Text as Data

This is a repo for a class on Text as Data


Text as Data

Welcome to my course entitled “Text as Data.” On this page, you will find an overview of the course, a description of each topic covered in the course, and a series of instructions about how to access all of the software and materials necessary for the course.

What is Text as Data?

The past decade has witnessed an explosion of data produced by websites such as Twitter, Facebook, Google, and Wikipedia, but also the mass digitization of historical archives and administrative records. Though these new data sources hold enormous potential to address a range of pressing problems within industry and academia, collecting and analyzing text-based data presents unique challenges. Fortunately, the widespread availability of text-based data coincides with major advances in the fields of computer science and natural language processing. This course will provide students with an overview of popular techniques for collecting, processing, and analyzing text-based data—including screen-scraping, mining data from application programming interfaces or APIs, topic modeling, text networks, and advanced text classifiers.

What Subjects are Covered in this Class?

This class covers a range of different topics that build on top of each other. For example, in the first tutorial, you will learn how to collect data from Twitter, and in subsequent tutorials you will learn how to analyze those data using automated text analysis techniques. For this reason, you may find it difficult to jump towards one of the most advanced issues before covering the basics.

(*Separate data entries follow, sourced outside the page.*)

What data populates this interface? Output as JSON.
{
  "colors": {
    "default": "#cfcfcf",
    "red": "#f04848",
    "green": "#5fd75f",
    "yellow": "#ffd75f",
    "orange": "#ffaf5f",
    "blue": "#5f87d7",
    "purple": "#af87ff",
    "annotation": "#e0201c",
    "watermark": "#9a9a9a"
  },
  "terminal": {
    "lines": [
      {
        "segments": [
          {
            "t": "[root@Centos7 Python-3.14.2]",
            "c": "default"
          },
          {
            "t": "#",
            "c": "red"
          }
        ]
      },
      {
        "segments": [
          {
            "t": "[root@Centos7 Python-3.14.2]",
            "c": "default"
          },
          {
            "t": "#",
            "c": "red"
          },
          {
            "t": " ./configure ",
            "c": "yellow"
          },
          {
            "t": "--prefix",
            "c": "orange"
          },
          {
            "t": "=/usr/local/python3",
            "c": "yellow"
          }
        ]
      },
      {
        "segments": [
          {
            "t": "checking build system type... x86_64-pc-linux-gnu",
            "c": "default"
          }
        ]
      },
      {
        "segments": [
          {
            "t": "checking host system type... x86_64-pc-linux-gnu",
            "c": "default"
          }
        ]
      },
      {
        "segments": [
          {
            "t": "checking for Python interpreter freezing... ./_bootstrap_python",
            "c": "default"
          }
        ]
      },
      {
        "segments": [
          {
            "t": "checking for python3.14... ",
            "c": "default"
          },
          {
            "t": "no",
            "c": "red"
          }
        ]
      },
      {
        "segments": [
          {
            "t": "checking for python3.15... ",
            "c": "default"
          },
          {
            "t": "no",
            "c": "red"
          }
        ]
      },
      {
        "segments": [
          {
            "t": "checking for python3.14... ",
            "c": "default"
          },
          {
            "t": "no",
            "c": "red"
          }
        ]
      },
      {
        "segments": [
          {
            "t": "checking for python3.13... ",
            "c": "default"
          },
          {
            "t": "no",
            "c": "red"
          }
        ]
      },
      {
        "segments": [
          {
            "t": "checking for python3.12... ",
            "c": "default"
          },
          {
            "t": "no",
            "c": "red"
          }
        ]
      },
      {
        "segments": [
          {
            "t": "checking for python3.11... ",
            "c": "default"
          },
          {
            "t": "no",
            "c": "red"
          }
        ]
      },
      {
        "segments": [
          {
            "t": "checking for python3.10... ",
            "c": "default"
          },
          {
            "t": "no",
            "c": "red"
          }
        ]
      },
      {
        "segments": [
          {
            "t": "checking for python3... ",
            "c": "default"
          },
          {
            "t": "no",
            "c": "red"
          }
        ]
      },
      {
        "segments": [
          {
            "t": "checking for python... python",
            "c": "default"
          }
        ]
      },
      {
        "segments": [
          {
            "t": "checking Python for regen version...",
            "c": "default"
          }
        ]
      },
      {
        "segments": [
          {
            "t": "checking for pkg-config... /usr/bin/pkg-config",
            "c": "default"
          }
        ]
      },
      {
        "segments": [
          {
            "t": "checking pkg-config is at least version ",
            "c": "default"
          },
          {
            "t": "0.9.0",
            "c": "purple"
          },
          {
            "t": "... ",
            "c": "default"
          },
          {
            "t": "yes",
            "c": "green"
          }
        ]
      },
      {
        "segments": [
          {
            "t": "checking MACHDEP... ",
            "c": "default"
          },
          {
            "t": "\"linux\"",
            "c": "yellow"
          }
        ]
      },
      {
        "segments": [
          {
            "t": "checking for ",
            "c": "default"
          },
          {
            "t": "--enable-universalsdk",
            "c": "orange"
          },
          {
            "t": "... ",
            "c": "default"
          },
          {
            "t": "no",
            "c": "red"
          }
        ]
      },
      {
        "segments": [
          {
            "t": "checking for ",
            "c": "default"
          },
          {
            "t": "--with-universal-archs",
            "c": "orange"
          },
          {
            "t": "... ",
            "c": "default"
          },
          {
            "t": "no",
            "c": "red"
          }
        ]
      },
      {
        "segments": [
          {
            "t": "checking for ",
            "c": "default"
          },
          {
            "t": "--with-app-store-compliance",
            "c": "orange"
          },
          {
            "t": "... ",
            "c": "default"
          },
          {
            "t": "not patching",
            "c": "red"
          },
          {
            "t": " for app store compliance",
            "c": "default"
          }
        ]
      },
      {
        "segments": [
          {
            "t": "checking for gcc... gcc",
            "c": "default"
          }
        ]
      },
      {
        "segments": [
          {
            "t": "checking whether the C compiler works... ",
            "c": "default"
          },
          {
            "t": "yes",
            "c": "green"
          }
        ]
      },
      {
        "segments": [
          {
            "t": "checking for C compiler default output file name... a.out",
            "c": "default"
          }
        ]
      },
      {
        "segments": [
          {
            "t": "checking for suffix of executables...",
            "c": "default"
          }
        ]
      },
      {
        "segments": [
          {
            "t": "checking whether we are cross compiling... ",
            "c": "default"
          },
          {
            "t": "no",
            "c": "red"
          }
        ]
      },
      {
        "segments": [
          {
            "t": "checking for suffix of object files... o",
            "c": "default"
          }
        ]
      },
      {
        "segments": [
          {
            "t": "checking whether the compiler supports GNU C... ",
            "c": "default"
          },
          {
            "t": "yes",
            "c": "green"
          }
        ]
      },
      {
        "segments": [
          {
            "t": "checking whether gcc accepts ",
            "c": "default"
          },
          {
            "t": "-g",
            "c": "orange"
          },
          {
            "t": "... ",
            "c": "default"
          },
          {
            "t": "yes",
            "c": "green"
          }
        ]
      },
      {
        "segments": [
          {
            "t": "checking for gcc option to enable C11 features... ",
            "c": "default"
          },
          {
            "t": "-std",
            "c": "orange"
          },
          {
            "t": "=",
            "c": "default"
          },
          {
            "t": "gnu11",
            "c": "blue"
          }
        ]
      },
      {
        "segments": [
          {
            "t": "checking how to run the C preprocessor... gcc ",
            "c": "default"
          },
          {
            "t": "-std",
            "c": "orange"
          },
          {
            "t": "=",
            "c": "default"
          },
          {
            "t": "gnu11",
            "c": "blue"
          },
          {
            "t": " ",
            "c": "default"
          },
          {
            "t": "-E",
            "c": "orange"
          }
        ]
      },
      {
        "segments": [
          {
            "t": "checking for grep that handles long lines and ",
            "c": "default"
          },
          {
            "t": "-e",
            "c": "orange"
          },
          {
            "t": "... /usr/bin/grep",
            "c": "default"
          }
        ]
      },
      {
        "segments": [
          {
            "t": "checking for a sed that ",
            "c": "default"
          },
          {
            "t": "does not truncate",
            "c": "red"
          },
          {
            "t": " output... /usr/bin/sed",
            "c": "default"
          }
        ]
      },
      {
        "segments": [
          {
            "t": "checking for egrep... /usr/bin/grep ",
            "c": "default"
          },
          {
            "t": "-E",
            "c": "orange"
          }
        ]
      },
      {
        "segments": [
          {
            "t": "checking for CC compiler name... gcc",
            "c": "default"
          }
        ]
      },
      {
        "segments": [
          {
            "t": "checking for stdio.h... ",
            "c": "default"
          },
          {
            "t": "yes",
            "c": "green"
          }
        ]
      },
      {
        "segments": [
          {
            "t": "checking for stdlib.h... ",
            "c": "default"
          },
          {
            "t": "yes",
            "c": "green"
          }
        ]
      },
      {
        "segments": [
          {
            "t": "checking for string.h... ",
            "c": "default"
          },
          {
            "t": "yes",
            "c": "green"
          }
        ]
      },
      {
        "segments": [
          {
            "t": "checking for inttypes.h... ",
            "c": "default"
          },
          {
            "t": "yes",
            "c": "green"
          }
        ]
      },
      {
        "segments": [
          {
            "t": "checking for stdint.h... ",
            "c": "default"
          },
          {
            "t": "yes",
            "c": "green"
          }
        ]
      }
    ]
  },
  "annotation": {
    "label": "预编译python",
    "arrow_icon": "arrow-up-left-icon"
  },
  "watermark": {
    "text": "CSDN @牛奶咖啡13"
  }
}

Application Programming Interfaces

Screen-Scraping

Basic Text Analysis

Dictionary-Based Text Analysis

Topic Modeling

Text Networks

Word Embeddings

Who are You?

I am a Professor of Sociology, Public Policy, and Data Science at Duke University who studies political polarization on social media. You can learn more about my research here. Much of the material in the tutorials above draws upon my own research and text analysis techniques I’ve developed. Yet I also draw heavily on a number of other excellent tutorials by a range of different people who I tried to remember to thank in each tutorial above—if I forgot to recognize your work, please email me!

How can I Access the Course Materials?

All of the materials for this course are available online via the links above. Many of the datasets used are loaded directly from my Github page, which also hosts all of the source files necessary to produce the tutorials above.

How can I get started?

This course assumes basic familiarity with the R software. If you are new to R, I recommend the sequence of online courses described on this website to get you started.